The workers brought from India were reportedly paid $450 a month, or about $1.20 an hour. New Jersey's minimum wage is $12 an hour.

The under-construction temple. Photo: Reuters

By Peter Szekely

Hundreds of marginalised workers from India were recruited to build a massive Hindu temple in New Jersey where they were forced to work long hours for low pay in violation of US labour and immigration laws, according to lawsuit filed on Tuesday.

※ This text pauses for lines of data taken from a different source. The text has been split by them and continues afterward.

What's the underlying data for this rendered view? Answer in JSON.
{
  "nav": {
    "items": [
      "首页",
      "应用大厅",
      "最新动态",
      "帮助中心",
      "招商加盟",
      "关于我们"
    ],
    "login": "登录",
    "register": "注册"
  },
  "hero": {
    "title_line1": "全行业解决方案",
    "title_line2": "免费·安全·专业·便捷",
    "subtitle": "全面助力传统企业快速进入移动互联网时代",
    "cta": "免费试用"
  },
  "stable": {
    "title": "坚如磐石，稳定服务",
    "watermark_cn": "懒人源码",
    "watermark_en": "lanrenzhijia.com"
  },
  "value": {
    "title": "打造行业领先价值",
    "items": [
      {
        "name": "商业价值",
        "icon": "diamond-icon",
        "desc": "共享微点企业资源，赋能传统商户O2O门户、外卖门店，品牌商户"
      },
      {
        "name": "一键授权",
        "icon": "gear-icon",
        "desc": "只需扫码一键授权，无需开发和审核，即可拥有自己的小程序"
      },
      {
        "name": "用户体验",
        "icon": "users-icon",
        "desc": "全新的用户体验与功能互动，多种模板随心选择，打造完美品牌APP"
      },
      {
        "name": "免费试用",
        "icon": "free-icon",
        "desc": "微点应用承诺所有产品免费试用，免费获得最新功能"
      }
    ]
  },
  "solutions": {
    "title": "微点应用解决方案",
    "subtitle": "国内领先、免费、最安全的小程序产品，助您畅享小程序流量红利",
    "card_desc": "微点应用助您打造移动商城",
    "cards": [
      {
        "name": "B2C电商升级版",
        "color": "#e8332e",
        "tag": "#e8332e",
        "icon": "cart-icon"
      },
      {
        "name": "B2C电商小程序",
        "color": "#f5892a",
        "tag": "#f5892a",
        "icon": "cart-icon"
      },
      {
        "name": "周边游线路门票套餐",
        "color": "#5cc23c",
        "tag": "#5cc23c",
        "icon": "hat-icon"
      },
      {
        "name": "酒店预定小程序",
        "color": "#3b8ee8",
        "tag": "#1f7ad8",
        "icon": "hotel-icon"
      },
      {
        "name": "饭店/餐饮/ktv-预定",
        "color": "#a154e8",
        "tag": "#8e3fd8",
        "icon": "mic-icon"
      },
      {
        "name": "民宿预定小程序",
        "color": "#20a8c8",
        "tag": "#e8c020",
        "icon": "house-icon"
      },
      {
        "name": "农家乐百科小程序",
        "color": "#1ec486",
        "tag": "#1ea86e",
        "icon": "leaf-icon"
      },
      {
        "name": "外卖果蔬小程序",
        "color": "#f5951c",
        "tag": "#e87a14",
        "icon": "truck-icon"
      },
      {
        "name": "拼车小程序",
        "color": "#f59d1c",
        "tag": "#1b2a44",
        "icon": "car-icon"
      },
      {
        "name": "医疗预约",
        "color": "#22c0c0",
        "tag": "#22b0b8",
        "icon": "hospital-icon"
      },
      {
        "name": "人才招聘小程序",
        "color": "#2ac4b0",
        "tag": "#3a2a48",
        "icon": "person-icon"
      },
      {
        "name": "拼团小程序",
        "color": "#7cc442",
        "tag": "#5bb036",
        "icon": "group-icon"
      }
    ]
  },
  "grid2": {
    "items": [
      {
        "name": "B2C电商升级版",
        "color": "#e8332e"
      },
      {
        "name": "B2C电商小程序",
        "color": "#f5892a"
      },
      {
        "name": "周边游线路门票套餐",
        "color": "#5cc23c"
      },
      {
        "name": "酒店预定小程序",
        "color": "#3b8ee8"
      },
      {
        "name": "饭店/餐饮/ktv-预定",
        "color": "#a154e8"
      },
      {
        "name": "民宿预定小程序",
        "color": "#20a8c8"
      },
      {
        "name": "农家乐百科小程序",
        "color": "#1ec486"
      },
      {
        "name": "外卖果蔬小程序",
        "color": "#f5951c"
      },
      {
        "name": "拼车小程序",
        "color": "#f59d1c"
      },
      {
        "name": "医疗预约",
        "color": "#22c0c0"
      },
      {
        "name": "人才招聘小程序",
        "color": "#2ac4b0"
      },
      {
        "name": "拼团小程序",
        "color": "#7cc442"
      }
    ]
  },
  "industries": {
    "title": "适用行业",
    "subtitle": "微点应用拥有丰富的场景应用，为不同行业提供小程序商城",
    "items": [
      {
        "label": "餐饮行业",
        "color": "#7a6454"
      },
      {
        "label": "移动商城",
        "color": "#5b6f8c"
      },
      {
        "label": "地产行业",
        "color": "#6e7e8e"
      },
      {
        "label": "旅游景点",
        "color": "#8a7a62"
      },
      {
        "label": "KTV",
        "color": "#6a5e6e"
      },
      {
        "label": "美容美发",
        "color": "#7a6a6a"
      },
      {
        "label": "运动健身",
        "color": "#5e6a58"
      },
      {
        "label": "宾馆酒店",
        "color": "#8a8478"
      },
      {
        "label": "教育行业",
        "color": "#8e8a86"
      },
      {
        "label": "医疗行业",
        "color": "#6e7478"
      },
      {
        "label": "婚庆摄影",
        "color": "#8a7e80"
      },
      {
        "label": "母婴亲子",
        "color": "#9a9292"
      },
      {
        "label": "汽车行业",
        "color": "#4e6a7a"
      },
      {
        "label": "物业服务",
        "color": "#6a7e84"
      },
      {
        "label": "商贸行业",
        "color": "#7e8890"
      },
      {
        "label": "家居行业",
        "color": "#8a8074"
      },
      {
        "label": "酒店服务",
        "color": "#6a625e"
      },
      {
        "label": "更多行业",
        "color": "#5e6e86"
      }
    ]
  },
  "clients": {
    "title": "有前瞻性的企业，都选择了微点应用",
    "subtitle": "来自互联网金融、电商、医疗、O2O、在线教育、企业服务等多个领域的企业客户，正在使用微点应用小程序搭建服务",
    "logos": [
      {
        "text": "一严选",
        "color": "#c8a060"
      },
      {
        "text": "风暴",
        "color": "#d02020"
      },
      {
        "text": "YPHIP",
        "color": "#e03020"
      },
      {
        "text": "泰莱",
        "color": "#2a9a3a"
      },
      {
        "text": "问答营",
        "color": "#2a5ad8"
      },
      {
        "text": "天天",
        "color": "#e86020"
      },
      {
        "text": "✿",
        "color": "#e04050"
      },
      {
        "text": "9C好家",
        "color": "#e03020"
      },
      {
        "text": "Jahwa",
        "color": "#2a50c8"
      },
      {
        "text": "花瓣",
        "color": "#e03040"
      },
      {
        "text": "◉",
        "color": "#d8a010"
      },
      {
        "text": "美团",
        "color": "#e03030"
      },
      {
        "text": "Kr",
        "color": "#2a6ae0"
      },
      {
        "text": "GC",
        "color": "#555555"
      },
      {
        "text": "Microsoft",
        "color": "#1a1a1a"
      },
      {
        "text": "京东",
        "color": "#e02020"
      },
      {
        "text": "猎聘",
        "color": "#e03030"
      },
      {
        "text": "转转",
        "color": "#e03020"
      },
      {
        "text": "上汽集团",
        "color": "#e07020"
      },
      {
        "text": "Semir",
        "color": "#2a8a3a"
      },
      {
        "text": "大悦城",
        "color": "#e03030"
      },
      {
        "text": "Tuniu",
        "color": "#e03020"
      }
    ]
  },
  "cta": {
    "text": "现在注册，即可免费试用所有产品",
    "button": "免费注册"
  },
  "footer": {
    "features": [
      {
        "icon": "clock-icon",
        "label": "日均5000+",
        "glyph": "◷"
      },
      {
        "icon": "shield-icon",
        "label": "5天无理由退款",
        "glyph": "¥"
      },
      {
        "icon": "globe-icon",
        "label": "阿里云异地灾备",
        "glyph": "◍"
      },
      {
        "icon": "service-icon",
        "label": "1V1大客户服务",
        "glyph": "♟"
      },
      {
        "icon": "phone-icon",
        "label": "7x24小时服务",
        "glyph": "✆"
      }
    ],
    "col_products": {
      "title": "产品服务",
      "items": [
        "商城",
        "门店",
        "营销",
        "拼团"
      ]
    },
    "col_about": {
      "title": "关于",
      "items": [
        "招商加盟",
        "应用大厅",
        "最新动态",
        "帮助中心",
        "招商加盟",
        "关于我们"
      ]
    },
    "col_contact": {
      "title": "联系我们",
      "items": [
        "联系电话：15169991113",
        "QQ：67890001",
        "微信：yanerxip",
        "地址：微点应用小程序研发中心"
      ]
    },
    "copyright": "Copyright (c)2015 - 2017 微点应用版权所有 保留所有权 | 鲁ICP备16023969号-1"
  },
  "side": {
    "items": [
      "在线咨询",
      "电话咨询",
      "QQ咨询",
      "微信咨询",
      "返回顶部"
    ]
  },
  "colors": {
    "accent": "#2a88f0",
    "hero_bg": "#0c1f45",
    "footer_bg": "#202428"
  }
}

The complaint, filed in the US District Court in Newark on behalf of more than 200 Indian construction workers at the temple, alleges “shocking violations of the most basic laws applicable to workers in this country, including laws prohibiting forced labour.”

The suit, filed by five of the workers, accuses their employer, Bochasanwasi Shri Akshar Purushottam Swaminarayan Sanstha, or BAPS, and related entities of recruiting them in India, bringing them to the United States and forcing them to work on the temple for more than 87 hours a week for $450 a month, or about $1.20 an hour.

New Jersey’s minimum wage is $12 an hour and US law requires the pay rate for most hourly workers rise to time-and-a-half when they work more than 40 hours a week.

The suit says the workers were kept under constant watch and were threatened with pay cuts, arrest and return to India if they spoke to outsiders. On Tuesday, FBI agents visited the sprawling ornate temple in rural Robbinsville, just east of Trenton.